RE: Simple Method for Importing Ragged files

SSC-Insane

Points: 23224

March 6, 2008 at 12:53 pm

paul.ibison (3/6/2008)
Brandon,
all due respect but I think you're missing the point.
Judging by some of the questions, some others (Jeff apart) have also never really tried to solve this problem in practice.
Take a csv file with 50 columns and use your conditional split starting with a single column and see how long it takes. You'll have to define each of the 50 columns separately, and define the substring function separately for each one. In the example CSV file have no fixed width so your substring function will take account of looking for the commas, possibly nested inside a string. How long before this is robust? How tedious will it be to do all this coding? And the resulting code required will be huge.
This method can do the same in an hour or so and have a very simple resultant package.
Cheers,
Paul Ibison

I'll admit I've never had to solve this exact problem before, where simply stripping headers and footers away would do the trick.

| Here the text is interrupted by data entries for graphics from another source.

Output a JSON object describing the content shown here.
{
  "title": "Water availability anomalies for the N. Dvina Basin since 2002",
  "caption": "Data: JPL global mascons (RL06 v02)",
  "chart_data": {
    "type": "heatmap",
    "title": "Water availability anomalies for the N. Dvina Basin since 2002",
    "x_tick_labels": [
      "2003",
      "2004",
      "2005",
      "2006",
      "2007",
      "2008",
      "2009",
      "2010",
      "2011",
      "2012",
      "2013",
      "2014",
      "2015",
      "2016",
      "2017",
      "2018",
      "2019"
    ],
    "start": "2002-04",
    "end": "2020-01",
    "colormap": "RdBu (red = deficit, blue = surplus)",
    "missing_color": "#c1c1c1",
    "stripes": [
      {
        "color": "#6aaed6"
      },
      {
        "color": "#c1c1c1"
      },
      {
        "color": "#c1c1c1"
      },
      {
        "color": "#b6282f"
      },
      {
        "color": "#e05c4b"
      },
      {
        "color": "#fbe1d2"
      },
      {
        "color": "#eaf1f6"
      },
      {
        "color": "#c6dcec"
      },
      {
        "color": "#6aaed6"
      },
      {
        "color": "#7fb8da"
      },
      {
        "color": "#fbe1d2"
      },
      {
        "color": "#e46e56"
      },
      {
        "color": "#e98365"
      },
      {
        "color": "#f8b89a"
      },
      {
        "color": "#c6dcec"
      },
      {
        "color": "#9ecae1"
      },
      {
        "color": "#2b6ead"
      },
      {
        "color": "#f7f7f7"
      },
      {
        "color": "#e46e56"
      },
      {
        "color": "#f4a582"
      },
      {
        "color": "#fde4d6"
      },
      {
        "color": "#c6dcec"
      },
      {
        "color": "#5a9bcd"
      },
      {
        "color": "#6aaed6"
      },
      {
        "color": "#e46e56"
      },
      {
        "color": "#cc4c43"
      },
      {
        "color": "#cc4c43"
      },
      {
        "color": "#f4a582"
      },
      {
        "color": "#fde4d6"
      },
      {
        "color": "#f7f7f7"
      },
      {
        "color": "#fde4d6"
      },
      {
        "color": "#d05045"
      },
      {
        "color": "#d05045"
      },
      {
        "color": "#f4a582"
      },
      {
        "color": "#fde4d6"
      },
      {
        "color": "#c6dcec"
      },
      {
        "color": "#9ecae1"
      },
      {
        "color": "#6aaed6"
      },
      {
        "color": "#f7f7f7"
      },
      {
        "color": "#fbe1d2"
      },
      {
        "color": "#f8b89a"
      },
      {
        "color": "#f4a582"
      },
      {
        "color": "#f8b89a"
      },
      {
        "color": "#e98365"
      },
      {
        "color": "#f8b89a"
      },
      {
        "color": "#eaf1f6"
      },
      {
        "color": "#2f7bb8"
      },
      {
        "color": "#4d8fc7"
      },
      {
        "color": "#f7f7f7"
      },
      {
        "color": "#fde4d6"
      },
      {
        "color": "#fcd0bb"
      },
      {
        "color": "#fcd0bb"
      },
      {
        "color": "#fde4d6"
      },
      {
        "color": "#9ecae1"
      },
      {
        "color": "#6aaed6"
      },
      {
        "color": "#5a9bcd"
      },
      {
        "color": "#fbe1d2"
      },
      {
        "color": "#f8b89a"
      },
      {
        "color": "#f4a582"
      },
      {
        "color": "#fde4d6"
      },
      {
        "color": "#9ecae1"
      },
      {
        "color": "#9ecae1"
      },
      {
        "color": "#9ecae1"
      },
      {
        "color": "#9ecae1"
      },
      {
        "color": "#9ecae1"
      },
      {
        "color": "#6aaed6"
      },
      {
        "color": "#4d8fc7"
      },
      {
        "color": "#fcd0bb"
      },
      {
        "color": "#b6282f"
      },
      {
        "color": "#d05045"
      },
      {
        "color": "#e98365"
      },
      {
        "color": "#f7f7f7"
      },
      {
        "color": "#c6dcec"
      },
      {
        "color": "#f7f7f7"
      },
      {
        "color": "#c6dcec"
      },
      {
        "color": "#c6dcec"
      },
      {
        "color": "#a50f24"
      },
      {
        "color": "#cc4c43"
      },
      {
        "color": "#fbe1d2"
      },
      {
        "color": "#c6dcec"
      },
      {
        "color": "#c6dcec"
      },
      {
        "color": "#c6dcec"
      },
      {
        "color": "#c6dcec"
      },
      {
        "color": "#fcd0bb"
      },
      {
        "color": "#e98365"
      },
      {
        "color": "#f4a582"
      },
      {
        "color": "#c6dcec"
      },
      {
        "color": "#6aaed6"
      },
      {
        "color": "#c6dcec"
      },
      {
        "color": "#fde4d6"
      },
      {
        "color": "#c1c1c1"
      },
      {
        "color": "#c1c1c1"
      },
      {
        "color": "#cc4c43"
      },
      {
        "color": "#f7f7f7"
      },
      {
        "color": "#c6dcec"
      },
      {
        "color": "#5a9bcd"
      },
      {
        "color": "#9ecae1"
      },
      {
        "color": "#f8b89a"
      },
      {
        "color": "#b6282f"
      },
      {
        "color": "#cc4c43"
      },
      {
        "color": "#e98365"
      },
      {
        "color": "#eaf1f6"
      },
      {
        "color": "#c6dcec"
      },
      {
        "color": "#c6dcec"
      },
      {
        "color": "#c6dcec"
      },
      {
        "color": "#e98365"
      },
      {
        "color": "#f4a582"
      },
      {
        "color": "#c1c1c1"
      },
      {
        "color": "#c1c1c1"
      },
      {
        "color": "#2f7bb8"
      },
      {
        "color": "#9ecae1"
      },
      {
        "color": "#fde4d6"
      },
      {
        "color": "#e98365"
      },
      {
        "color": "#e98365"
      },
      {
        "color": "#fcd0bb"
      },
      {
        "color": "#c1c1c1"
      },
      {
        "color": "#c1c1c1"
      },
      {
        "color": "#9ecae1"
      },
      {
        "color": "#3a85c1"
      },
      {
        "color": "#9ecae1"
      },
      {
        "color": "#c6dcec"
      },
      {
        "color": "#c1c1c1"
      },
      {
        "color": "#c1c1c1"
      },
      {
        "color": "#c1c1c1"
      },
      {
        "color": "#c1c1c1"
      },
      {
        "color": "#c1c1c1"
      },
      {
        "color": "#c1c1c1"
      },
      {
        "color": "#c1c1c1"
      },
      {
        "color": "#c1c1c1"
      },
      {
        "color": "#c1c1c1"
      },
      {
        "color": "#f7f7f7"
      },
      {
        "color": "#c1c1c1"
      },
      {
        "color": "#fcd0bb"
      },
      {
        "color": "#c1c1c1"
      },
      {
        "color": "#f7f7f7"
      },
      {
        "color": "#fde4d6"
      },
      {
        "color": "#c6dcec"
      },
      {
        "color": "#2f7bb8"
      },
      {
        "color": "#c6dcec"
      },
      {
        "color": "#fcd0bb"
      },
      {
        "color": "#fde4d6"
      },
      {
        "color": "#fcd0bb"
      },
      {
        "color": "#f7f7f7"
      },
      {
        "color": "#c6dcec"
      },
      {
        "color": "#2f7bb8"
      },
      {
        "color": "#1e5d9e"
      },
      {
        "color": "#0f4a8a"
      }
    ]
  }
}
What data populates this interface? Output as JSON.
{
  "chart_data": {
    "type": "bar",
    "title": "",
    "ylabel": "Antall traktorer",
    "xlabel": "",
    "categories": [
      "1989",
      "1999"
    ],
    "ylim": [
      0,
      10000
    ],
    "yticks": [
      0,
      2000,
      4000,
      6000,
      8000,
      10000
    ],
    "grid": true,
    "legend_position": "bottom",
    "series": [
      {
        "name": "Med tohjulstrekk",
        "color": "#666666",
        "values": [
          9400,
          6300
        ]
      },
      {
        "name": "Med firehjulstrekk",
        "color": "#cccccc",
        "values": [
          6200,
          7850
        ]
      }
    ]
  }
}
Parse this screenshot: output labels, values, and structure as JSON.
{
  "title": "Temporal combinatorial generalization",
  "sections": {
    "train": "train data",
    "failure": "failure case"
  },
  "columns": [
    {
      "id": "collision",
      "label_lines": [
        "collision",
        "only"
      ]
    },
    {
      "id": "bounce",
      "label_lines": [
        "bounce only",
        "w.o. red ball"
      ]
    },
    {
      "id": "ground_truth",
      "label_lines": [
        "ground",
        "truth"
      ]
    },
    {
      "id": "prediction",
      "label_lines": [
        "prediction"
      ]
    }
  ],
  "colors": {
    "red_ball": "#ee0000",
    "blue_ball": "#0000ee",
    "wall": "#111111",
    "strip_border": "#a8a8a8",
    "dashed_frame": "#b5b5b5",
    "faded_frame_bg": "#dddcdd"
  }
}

Problems I've had to solve involving headers and footers have sometimes involved files with complex hierarchical structures from legacy systems, like this:

FILE

ORDERS|2

HDR|100293|987|20080326

ITM|897654|9876.87|3

ITM|098643|76.34|12

FTR|100293|2

HDR|100294|456|20080326

ITM|765432|11.99|6

FTR|100294|1

ENDORDERS|2

CUST|2

HDR|987

ITM|Joe|Jackson|98 Palomino Way|Los Angeles|CA|90823

FTR|987

HDR|456

ITM|Lisa|Lewis|123 Sesame Street|New York|NY|10014

FTR|456

ENDCUST|2

ENDFILE

How does your process work for files like this? Ignoring header and footer information in this file isn't an option since you will lose important information during the process, such as the order #s and order dates, the line item count, and other auditing information included in the file like record counts, etc.